Комендант и уполномоченный Винтов ехали по узкой тропе. Лошади едва могли идти рядом.

Винтов говорил:

— Ну, этот предсельсовета врет и путает, конечно. Киргиз хитрый, кулачок и выжига. Секретарь насел на него, он испугался…

— Пугать не надо было, — перебил комендант. — Винтовки откуда?

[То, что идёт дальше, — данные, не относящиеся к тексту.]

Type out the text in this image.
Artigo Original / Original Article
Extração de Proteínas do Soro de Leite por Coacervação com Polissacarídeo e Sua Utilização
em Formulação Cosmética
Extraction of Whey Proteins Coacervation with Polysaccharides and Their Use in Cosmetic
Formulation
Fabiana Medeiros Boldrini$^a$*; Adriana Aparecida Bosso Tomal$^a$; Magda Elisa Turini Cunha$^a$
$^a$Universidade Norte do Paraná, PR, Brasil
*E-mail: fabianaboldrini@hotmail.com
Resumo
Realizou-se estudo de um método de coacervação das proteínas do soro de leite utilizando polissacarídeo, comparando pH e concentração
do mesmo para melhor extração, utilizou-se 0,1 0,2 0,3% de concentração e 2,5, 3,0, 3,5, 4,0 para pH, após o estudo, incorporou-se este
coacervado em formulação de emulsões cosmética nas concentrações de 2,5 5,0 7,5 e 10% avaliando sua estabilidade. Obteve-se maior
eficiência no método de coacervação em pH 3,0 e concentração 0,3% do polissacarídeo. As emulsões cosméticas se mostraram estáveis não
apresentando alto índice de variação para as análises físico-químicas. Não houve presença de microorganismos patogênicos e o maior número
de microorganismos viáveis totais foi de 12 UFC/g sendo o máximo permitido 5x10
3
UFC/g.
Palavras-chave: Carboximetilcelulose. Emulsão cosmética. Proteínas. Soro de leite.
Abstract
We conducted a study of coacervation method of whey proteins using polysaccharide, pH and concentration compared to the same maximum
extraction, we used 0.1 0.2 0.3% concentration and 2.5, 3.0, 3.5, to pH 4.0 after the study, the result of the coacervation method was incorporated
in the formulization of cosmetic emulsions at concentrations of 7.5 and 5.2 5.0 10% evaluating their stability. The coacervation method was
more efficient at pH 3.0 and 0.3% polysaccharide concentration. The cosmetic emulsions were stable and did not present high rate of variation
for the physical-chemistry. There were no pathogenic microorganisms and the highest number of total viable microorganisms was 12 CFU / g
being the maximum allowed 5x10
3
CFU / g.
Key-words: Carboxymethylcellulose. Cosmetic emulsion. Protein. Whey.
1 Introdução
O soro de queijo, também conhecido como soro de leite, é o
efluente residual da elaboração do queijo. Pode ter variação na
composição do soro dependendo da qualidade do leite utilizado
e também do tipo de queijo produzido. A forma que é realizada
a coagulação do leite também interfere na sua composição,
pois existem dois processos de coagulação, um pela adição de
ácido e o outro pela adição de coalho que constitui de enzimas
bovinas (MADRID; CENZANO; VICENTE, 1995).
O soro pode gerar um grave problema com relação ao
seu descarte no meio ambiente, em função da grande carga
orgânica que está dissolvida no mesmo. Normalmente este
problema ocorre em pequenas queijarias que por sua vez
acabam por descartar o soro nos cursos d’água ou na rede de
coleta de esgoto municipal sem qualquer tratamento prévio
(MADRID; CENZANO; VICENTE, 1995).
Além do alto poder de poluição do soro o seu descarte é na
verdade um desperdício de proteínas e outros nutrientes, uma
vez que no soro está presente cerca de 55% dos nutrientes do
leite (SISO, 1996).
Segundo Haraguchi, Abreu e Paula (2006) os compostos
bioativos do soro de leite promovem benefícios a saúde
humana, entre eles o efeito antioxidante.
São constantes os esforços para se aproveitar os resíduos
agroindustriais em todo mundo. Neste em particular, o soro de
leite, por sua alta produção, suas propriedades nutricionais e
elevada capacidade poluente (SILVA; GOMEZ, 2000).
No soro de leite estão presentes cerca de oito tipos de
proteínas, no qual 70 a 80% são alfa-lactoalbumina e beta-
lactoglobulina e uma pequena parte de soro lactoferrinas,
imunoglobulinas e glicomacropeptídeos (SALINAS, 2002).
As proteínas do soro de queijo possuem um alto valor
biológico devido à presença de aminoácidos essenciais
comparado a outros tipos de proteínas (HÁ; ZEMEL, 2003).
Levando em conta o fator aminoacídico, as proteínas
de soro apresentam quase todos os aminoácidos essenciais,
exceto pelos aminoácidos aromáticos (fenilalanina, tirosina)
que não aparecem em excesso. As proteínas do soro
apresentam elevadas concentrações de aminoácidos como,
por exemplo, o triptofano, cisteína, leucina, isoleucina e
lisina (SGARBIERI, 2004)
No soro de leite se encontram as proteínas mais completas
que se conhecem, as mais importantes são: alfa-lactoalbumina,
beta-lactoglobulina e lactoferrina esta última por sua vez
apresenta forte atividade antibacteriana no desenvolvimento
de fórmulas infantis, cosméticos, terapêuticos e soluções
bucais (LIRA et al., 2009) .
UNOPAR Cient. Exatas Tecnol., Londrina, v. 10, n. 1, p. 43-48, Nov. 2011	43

— Вот с винтовками-то и вся запятая. Секретарь его спрашивает, кто зачинщик да сколько народу ушло к басмачам, — он гладко врет, без запинки. И про винтовки сам сказал: много, мол, оружия у банды, сила. А только я его прямо в лоб спросил: винтовки как в Покровское попали? — заюлил, заметался, запутался. Я полагаю — взять председателя надо…

— Взять всегда успеешь.

— Убежит, товарищ начальник.

— А ты смотри, чтоб не убежал. На то ты здесь и есть.

Несколько минут ехали, не разговаривая. Винтов тихонько насвистывал. Комендант нахмурился, сосредоточенно сопел трубкой. Вдруг он поднял голову, огляделся по сторонам и улыбнулся мягкой и веселой улыбкой.

— Хорошо-то как, Винтов! А?

Вокруг, действительно, было очень хорошо.

Низкорослые, кривые березы лепились по крутому склону ущелья и низко над тропинкой склоняли зеленые ветви. Выше берез горы покрывала густая трава, еще не сожженная солнцем. Весенние цветы пестрели в траве, и ветер доносил оттуда сильные, одуряющие запахи.

Еще выше, над лугами, громоздились коричневые и серые груды камней. Зазубренные контуры скал высились, как башни фантастических замков. А над скалами сверкали снежные вершины, голубели ледники.

Внизу ущелья было прохладно и сумрачно. Земля оползла, и среди вывороченных камней, среди сбитых обвалами полузасохших деревьев пробивались извилистые маленькие ручейки. Тихо журча, они текли на дно ущелья, где бурная речка с глухим ревом и грохотом неслась по камням, орошая брызгами и пеной обрывистые берега.

Высоко в небе плавал беркут, и резкий клекот его иногда доносился до путников.

Андрей Андреевич остановил коня.

От тропы отходила совсем узенькая, еле приметная тропинка. Она круто взбегала наверх и терялась в скалах.